Christmas is a time when kids enter these kinds of social settings. They get gifts from people they don’t know (unfamiliar relatives) who have high expectations of them. They will also encounter family members or work colleagues who may be different from us. These relatives might be bald, obese, old, or in a wheelchair. How do we tiptoe through this politeness minefield with young, filterless kids?
The answer—at least for Mark and me—is that we hand them some filters on a silver platter.
Filter #1: How would this make them feel? This is a big one for us. We talk a lot about empathy, how it’s important to look at things from another person’s perspective. In regular discussions about other people or cultures, we ask the kids to explore this question: “What must the world be like from this person’s point of view?” Once they start to think in that way, we talk about how an adult might feel if they spent time shopping for a gift—only for a kid to roll her eyes at it and toss it to the side after opening it. When our kids receive a gift at Christmas or a birthday party, we’ve taught them (hopefully) to look the gift-giver in the eye and say a simple “thank you.” No other elaboration is necessary.
Filter #2: Some things don’t have to be said out loud. Another filter we discuss pretty often is that there are some things that are OK to think in your head, but not always OK to say out loud. How would it make someone feel if you told them you already have the same toy? How would they feel if you said out loud that you don’t like this toy any more? Those things may be true—and they are things our kids are free to tell us in the car on the way home—but that doesn’t mean we have to say it out loud in front of the person. Some things we keep to ourselves because we’re being polite and kind and considerate.
Filter #3: We don’t comment on the appearance of others. This is crucial when meeting new people, whether at Christmas parties or family get-togethers. You’re bound to encounter someone who has a physical difference, like a wheelchair or a lazy eye or even a missing limb. Again, we’re trying to teach our kids not to say anything about the difference or to stare at it.
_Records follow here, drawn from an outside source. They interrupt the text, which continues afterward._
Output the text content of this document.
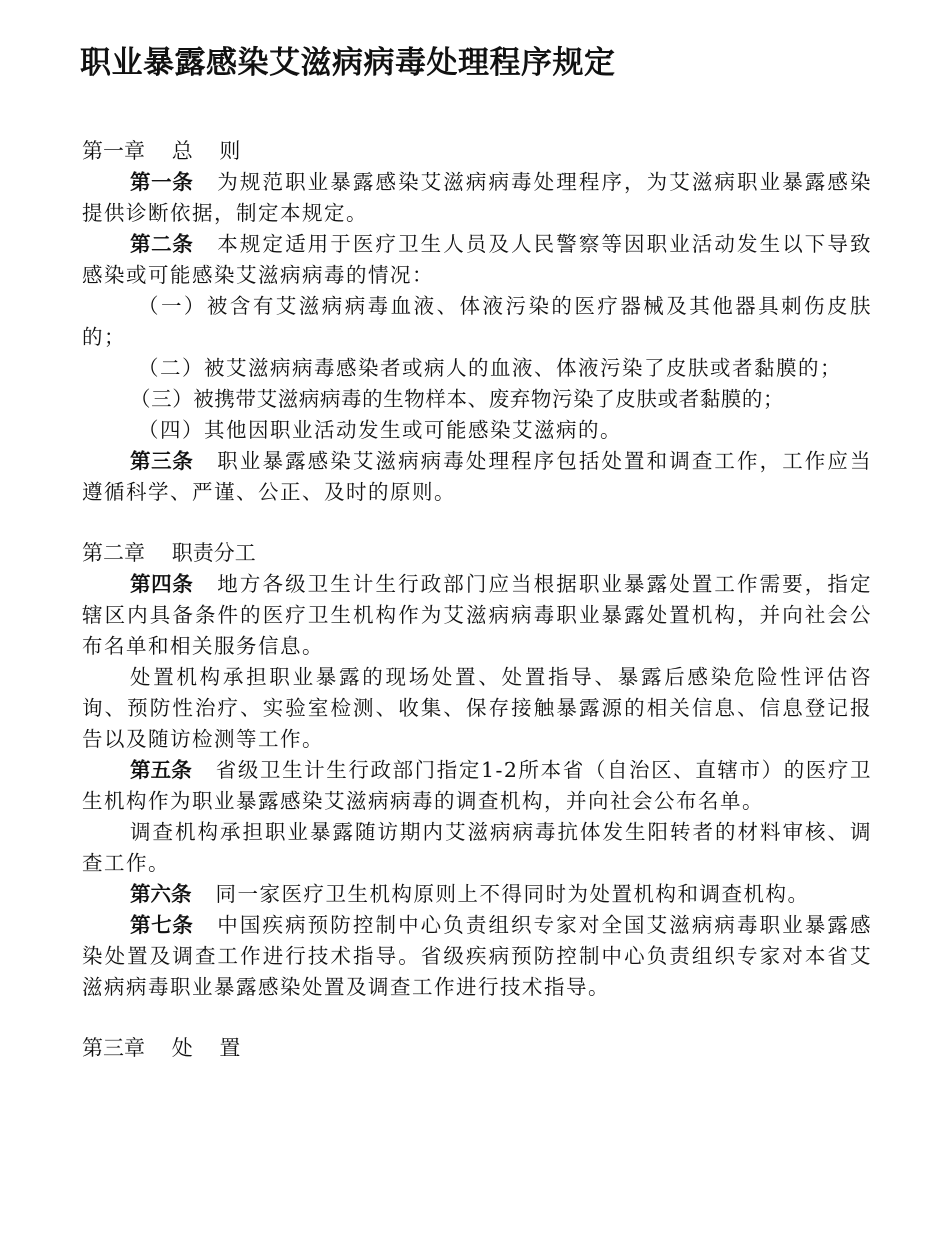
职业暴露感染艾滋病病毒处理程序规定
第一章    总    则

第一条 为规范职业暴露感染艾滋病病毒处理程序，为艾滋病职业暴露感染提供诊断依据，制定本规定。

第二条 本规定适用于医疗卫生人员及人民警察等因职业活动发生以下导致感染或可能感染艾滋病病毒的情况：

（一）被含有艾滋病病毒血液、体液污染的医疗器械及其他器具刺伤皮肤的；

（二）被艾滋病病毒感染者或病人的血液、体液污染了皮肤或者黏膜的；

（三）被携带艾滋病病毒的生物样本、废弃物污染了皮肤或者黏膜的；

（四）其他因职业活动发生或可能感染艾滋病的。

第三条 职业暴露感染艾滋病病毒处理程序包括处置和调查工作，工作应当遵循科学、严谨、公正、及时的原则。

第二章    职责分工

第四条 地方各级卫生计生行政部门应当根据职业暴露处置工作需要，指定辖区内具备条件的医疗卫生机构作为艾滋病病毒职业暴露处置机构，并向社会公布名单和相关服务信息。

处置机构承担职业暴露的现场处置、处置指导、暴露后感染危险性评估咨询、预防性治疗、实验室检测、收集、保存接触暴露源的相关信息、信息登记报告以及随访检测等工作。

第五条 省级卫生计生行政部门指定1-2所本省（自治区、直辖市）的医疗卫生机构作为职业暴露感染艾滋病病毒的调查机构，并向社会公布名单。

调查机构承担职业暴露随访期内艾滋病病毒抗体发生阳转者的材料审核、调查工作。

第六条 同一家医疗卫生机构原则上不得同时为处置机构和调查机构。

第七条 中国疾病预防控制中心负责组织专家对全国艾滋病病毒职业暴露感染处置及调查工作进行技术指导。省级疾病预防控制中心负责组织专家对本省艾滋病病毒职业暴露感染处置及调查工作进行技术指导。

第三章    处    置
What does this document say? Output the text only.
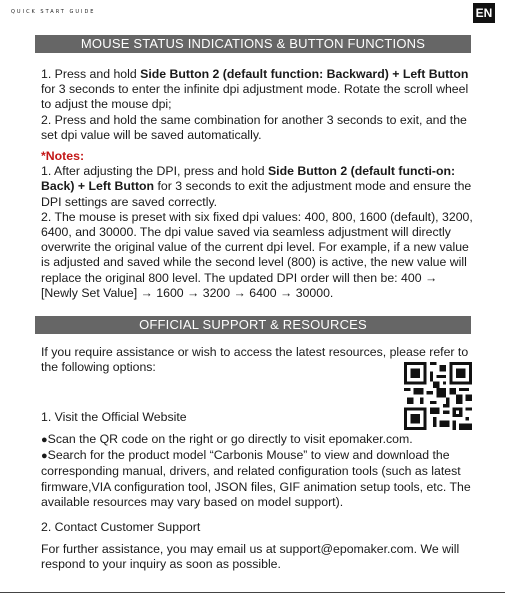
QUICK START GUIDE	EN
MOUSE STATUS INDICATIONS & BUTTON FUNCTIONS

1. Press and hold Side Button 2 (default function: Backward) + Left Button for 3 seconds to enter the infinite dpi adjustment mode. Rotate the scroll wheel to adjust the mouse dpi;

2. Press and hold the same combination for another 3 seconds to exit, and the set dpi value will be saved automatically.

*Notes:

1. After adjusting the DPI, press and hold Side Button 2 (default functi-on: Back) + Left Button for 3 seconds to exit the adjustment mode and ensure the DPI settings are saved correctly.

2. The mouse is preset with six fixed dpi values: 400, 800, 1600 (default), 3200, 6400, and 30000. The dpi value saved via seamless adjustment will directly overwrite the original value of the current dpi level. For example, if a new value is adjusted and saved while the second level (800) is active, the new value will replace the original 800 level. The updated DPI order will then be: 400 → [Newly Set Value] → 1600 → 3200 → 6400 → 30000.

OFFICIAL SUPPORT & RESOURCES
If you require assistance or wish to access the latest resources, please refer to the following options:
1. Visit the Official Website

● Scan the QR code on the right or go directly to visit epomaker.com.

● Search for the product model “Carbonis Mouse” to view and download the corresponding manual, drivers, and related configuration tools (such as latest firmware,VIA configuration tool, JSON files, GIF animation setup tools, etc. The available resources may vary based on model support).

2. Contact Customer Support
For further assistance, you may email us at support@epomaker.com. We will respond to your inquiry as soon as possible.
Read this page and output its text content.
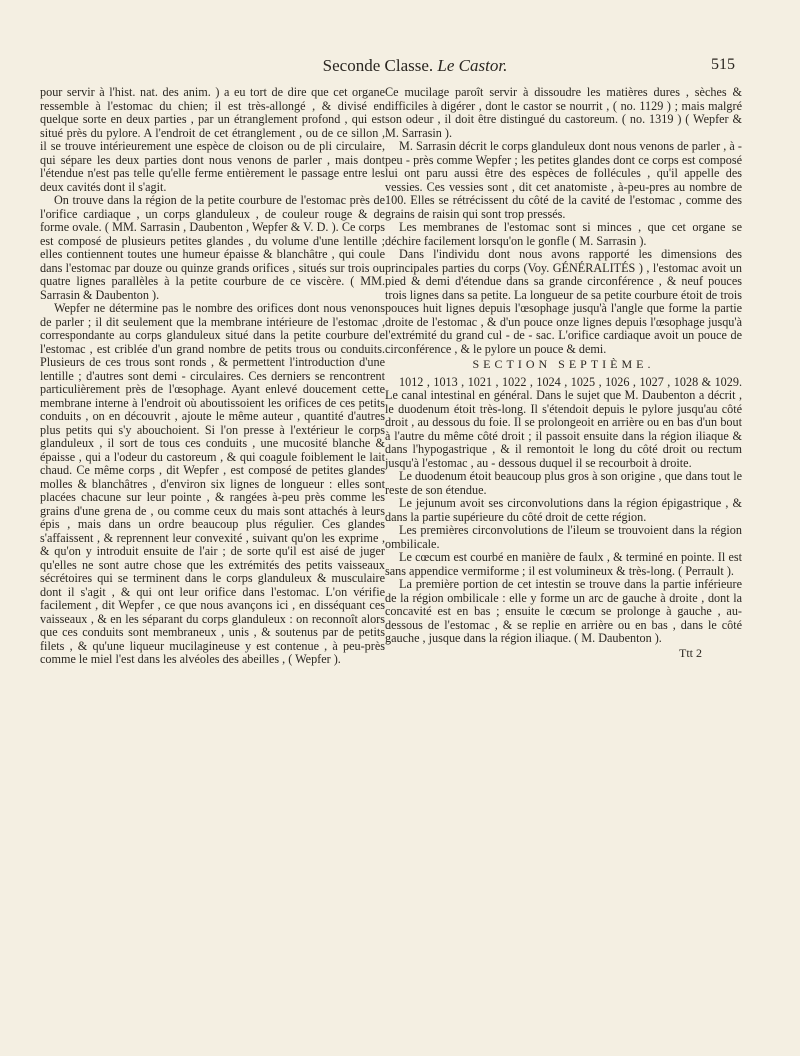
Seconde Classe. Le Castor.	515

pour servir à l'hist. nat. des anim. ) a eu tort de dire que cet organe ressemble à l'estomac du chien; il est très-allongé , & divisé en quelque sorte en deux parties , par un étranglement profond , qui est situé près du pylore. A l'endroit de cet étranglement , ou de ce sillon , il se trouve intérieurement une espèce de cloison ou de pli circulaire, qui sépare les deux parties dont nous venons de parler , mais dont l'étendue n'est pas telle qu'elle ferme entièrement le passage entre les deux cavités dont il s'agit.

On trouve dans la région de la petite courbure de l'estomac près de l'orifice cardiaque , un corps glanduleux , de couleur rouge & de forme ovale. ( MM. Sarrasin , Daubenton , Wepfer & V. D. ). Ce corps est composé de plusieurs petites glandes , du volume d'une lentille ; elles contiennent toutes une humeur épaisse & blanchâtre , qui coule dans l'estomac par douze ou quinze grands orifices , situés sur trois ou quatre lignes parallèles à la petite courbure de ce viscère. ( MM. Sarrasin & Daubenton ).

Wepfer ne détermine pas le nombre des orifices dont nous venons de parler ; il dit seulement que la membrane intérieure de l'estomac , correspondante au corps glanduleux situé dans la petite courbure de l'estomac , est criblée d'un grand nombre de petits trous ou conduits. Plusieurs de ces trous sont ronds , & permettent l'introduction d'une lentille ; d'autres sont demi - circulaires. Ces derniers se rencontrent particulièrement près de l'œsophage. Ayant enlevé doucement cette membrane interne à l'endroit où aboutissoient les orifices de ces petits conduits , on en découvrit , ajoute le même auteur , quantité d'autres plus petits qui s'y abouchoient. Si l'on presse à l'extérieur le corps glanduleux , il sort de tous ces conduits , une mucosité blanche & épaisse , qui a l'odeur du castoreum , & qui coagule foiblement le lait chaud. Ce même corps , dit Wepfer , est composé de petites glandes molles & blanchâtres , d'environ six lignes de longueur : elles sont placées chacune sur leur pointe , & rangées à-peu près comme les grains d'une grena de , ou comme ceux du mais sont attachés à leurs épis , mais dans un ordre beaucoup plus régulier. Ces glandes s'affaissent , & reprennent leur convexité , suivant qu'on les exprime , & qu'on y introduit ensuite de l'air ; de sorte qu'il est aisé de juger qu'elles ne sont autre chose que les extrémités des petits vaisseaux sécrétoires qui se terminent dans le corps glanduleux & musculaire dont il s'agit , & qui ont leur orifice dans l'estomac. L'on vérifie facilement , dit Wepfer , ce que nous avançons ici , en disséquant ces vaisseaux , & en les séparant du corps glanduleux : on reconnoît alors que ces conduits sont membraneux , unis , & soutenus par de petits filets , & qu'une liqueur mucilagineuse y est contenue , à peu-près comme le miel l'est dans les alvéoles des abeilles , ( Wepfer ).

Ce mucilage paroît servir à dissoudre les matières dures , sèches & difficiles à digérer , dont le castor se nourrit , ( no. 1129 ) ; mais malgré son odeur , il doit être distingué du castoreum. ( no. 1319 ) ( Wepfer & M. Sarrasin ).

M. Sarrasin décrit le corps glanduleux dont nous venons de parler , à - peu - près comme Wepfer ; les petites glandes dont ce corps est composé lui ont paru aussi être des espèces de follécules , qu'il appelle des vessies. Ces vessies sont , dit cet anatomiste , à-peu-pres au nombre de 100. Elles se rétrécissent du côté de la cavité de l'estomac , comme des grains de raisin qui sont trop pressés.

Les membranes de l'estomac sont si minces , que cet organe se déchire facilement lorsqu'on le gonfle ( M. Sarrasin ).

Dans l'individu dont nous avons rapporté les dimensions des principales parties du corps (Voy. GÉNÉRALITÉS ) , l'estomac avoit un pied & demi d'étendue dans sa grande circonférence , & neuf pouces trois lignes dans sa petite. La longueur de sa petite courbure étoit de trois pouces huit lignes depuis l'œsophage jusqu'à l'angle que forme la partie droite de l'estomac , & d'un pouce onze lignes depuis l'œsophage jusqu'à l'extrémité du grand cul - de - sac. L'orifice cardiaque avoit un pouce de circonférence , & le pylore un pouce & demi.

SECTION SEPTIÈME.

1012 , 1013 , 1021 , 1022 , 1024 , 1025 , 1026 , 1027 , 1028 & 1029. Le canal intestinal en général. Dans le sujet que M. Daubenton a décrit , le duodenum étoit très-long. Il s'étendoit depuis le pylore jusqu'au côté droit , au dessous du foie. Il se prolongeoit en arrière ou en bas d'un bout à l'autre du même côté droit ; il passoit ensuite dans la région iliaque & dans l'hypogastrique , & il remontoit le long du côté droit ou rectum jusqu'à l'estomac , au - dessous duquel il se recourboit à droite.

Le duodenum étoit beaucoup plus gros à son origine , que dans tout le reste de son étendue.

Le jejunum avoit ses circonvolutions dans la région épigastrique , & dans la partie supérieure du côté droit de cette région.

Les premières circonvolutions de l'ileum se trouvoient dans la région ombilicale.

Le cœcum est courbé en manière de faulx , & terminé en pointe. Il est sans appendice vermiforme ; il est volumineux & très-long. ( Perrault ).

La première portion de cet intestin se trouve dans la partie inférieure de la région ombilicale : elle y forme un arc de gauche à droite , dont la concavité est en bas ; ensuite le cœcum se prolonge à gauche , au-dessous de l'estomac , & se replie en arrière ou en bas , dans le côté gauche , jusque dans la région iliaque. ( M. Daubenton ).

Ttt 2
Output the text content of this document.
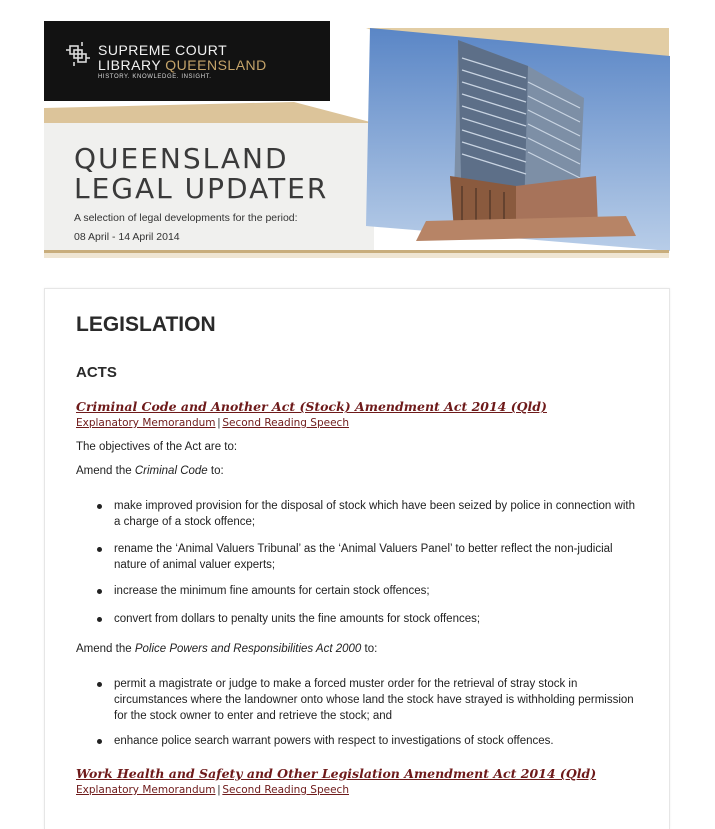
SUPREME COURT
LIBRARY QUEENSLAND
HISTORY. KNOWLEDGE. INSIGHT.
QUEENSLAND
LEGAL UPDATER
A selection of legal developments for the period:
08 April - 14 April 2014
LEGISLATION
ACTS
Criminal Code and Another Act (Stock) Amendment Act 2014 (Qld)
Explanatory Memorandum | Second Reading Speech
The objectives of the Act are to:
Amend the Criminal Code to:
make improved provision for the disposal of stock which have been seized by police in connection with a charge of a stock offence;
rename the ‘Animal Valuers Tribunal’ as the ‘Animal Valuers Panel’ to better reflect the non-judicial nature of animal valuer experts;
increase the minimum fine amounts for certain stock offences;
convert from dollars to penalty units the fine amounts for stock offences;
Amend the Police Powers and Responsibilities Act 2000 to:
permit a magistrate or judge to make a forced muster order for the retrieval of stray stock in circumstances where the landowner onto whose land the stock have strayed is withholding permission for the stock owner to enter and retrieve the stock; and
enhance police search warrant powers with respect to investigations of stock offences.
Work Health and Safety and Other Legislation Amendment Act 2014 (Qld)
Explanatory Memorandum | Second Reading Speech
Instead, we’ve taught them to look the person in the eye, greet them politely, and be ready to ask a question unrelated to the difference. “Do you like Minecraft?” is a question my kids have busted out before. Or—perhaps more appropriate for most adults—“what books do you like to read?” We’ve tied this to empathy yet again. How frustrating must it be for a person in a wheelchair to always be asked about being in a wheelchair? Instead of commenting on it, let’s talk about something else.
That’s our approach, and we’ve navigated it with some degree of success. It keeps us from having to tell our kids to lie outright in the name of politeness, because there’s a distinct difference between saying something untrue and not saying something at all.
I’m interested, though, in how you approach this tricky parenting subject? How are you teaching your kids about politeness and the truth? How do you let them know brutal honesty isn’t always welcome in certain social situations…without unintentionally telling them lying is OK?